Monday, September 04, 2006

Steve Irwin

After a break from blogging I alway wonder what will motivate me to start posting again. Last week Egyptian novelist and Nobel laureate, Naguib Mahfouz, died. Had I been blogging daily, a post would have surely been dedicated to him. My father would have had his 70th birthday tomorrow. There might have been a post about my own sense of loss and grief. But somehow I could put those things off, mediate on them alone rather than rev up blogger.

I'm surprised and saddened that what has spurred me back to blogging is the news of Steve Irwin's sudden death. Steve Irwin, the Crocodile Hunter. His end came not from a crocodile but from a stingray in a freak accident while filming a show for Animal Planet. (Apparently the show was to be called "Ocean's Deadliest.")

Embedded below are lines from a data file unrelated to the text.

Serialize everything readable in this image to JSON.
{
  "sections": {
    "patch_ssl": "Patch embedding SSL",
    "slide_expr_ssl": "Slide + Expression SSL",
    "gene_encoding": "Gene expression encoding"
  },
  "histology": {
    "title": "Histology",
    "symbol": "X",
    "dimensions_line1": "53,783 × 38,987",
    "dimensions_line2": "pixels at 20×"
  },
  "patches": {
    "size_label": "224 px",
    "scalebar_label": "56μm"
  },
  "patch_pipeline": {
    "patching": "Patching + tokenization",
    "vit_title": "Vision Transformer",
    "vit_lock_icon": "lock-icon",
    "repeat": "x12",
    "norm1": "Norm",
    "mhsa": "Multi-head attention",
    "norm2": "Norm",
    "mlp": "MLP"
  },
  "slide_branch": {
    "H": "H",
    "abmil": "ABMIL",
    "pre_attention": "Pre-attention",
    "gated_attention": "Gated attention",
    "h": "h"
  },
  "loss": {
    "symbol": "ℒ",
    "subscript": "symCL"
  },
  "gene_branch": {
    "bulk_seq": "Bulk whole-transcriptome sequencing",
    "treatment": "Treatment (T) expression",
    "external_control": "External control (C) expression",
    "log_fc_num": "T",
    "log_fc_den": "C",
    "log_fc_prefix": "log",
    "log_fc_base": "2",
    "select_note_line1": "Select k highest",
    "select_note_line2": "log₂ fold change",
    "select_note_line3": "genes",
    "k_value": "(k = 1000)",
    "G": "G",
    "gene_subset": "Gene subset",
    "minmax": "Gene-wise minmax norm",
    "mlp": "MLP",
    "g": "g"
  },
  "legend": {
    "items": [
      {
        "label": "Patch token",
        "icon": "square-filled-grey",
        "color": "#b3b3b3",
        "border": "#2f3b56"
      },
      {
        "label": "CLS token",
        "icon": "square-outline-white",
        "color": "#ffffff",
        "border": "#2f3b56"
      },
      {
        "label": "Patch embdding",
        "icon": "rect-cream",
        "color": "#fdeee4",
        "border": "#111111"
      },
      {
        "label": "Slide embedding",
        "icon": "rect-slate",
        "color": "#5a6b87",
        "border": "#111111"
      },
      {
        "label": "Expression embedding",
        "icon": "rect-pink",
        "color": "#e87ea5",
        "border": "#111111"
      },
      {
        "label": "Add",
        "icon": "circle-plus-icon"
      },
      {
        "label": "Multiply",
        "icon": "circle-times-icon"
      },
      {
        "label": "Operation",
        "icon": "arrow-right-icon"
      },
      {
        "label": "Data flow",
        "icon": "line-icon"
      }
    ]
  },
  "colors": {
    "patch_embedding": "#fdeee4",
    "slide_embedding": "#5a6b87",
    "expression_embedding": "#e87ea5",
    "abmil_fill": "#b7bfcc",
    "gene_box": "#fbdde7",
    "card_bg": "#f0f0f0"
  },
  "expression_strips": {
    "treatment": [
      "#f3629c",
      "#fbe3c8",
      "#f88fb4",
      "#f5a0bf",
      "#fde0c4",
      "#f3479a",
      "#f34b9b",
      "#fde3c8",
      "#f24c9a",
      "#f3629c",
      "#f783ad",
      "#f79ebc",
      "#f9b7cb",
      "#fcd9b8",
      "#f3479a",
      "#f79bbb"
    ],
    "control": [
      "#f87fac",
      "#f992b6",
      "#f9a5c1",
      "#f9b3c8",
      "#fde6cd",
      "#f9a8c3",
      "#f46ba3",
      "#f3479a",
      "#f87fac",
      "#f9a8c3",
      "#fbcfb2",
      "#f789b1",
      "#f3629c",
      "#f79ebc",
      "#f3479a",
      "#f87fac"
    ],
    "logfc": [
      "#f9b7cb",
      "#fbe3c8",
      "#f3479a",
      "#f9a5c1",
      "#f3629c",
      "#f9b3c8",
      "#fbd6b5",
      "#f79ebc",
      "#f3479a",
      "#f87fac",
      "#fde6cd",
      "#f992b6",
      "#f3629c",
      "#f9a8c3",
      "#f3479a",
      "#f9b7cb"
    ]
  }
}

I first discovered the Crocodile Hunter in 1997. I was just back from 15 months in the Middle East. Most of that time I had been living with a local family that spoke no English. They had a black-and-white tv but no sattelite dish and the parents frowned on videos (aside from a few ancient movies like Antar wa Shaddad). I had a hard time readjusting to America and an even harder time handling American popular culture. The two bedroom, two-bath apparent I shared with my husband and two cats was bigger than the house I had just been living in with as many as thirteen other people. I was lonely and adrift. And in this period, I was drawn to Steve Irwin. I have a weakness for real people doing dangerous things that they love. But those early shows with Steve and Terri and their dog in canoes at night looking for and capturing live crocodiles were magnetic. The risks they took were unbelievable, the connection between them was papable. Later that year, pregnant for the first time, I remembering telling DH that "this baby can grow up and be anything it want, anything but the crocodile hunter."

A few years later Steve and Teri had their own child Bindi (named after a crocodile). As my kids grew up, Animal Planet and Steve's shows, particularly Croc Diaries with behind-the-scenes views of Australia zoo, were a favorite destination. We even talked about some day visiting Queensland Australia to see the zoo. Zoos, animals, and animal facts and trivia are a common preoccupation among my children in no small part thanks to Steve Irwin.

And now, at age 44 with two young children, his parents, and Teri left behind, he is gone.

For a time, my brother produced celebrity profiles that were syndicated to foreign markets. He has interviewed everyone. I always affected a studied nonchalance, refusing to get excited about any celebrity, Marlon Brando, ho-hum, Bono, Paul McCartney, vaguely interesting. Only once did I get truly excited, when I learned he had interviewed Steve and Teri Irwin (as part of the media tour with the release of the Croc Hunter movie). "Steve and Teri Irwin?! You interviewed the Croc Hunter, OMG! Did you get a picture, what were they like?" My brother said that TV toned down Steve. That in real life he was ten times as enthusiastic. Talking about animal conservation, he would gesture so broadly and bounce in his seat that he kept hitting the boom mike and once even accidently knocked into Teri.

I've known a few larger-than-life personalities like Steve Irwin in real-life. They are forces of nature, trailing ideas, plans, projects in their wake. Full of passion and enthusiasm for their life's work. The world is a little poorer place when they are gone.

Steve Irwin, you will be missed. Godspeed.


Heather said...

Thank-you Sharon for posting such a lovely tribute. Although I have little connection with his work or his fame, I was saddened when I read about his death. It seems so fitting that he died doing exactly what he loved doing, but so tragic that he leaves his wife and children, and all those that he deeply touched with his work.


Incog & Nito said...

The world will be a poorer place without his passion for conservation and his family. He was a great Australian who will live on in our memories for a long time. Living in Queensland, and seeing the pouring out of emotion from those like me who never knew him, has certainly made me aware of the impact he has had on everyone. He was a great ambassador for Australian and thankfully the Queensland Government have offered a State Funeral. He was a true Wildlife Warrior and has left a great void in many lives. RIP Steve!!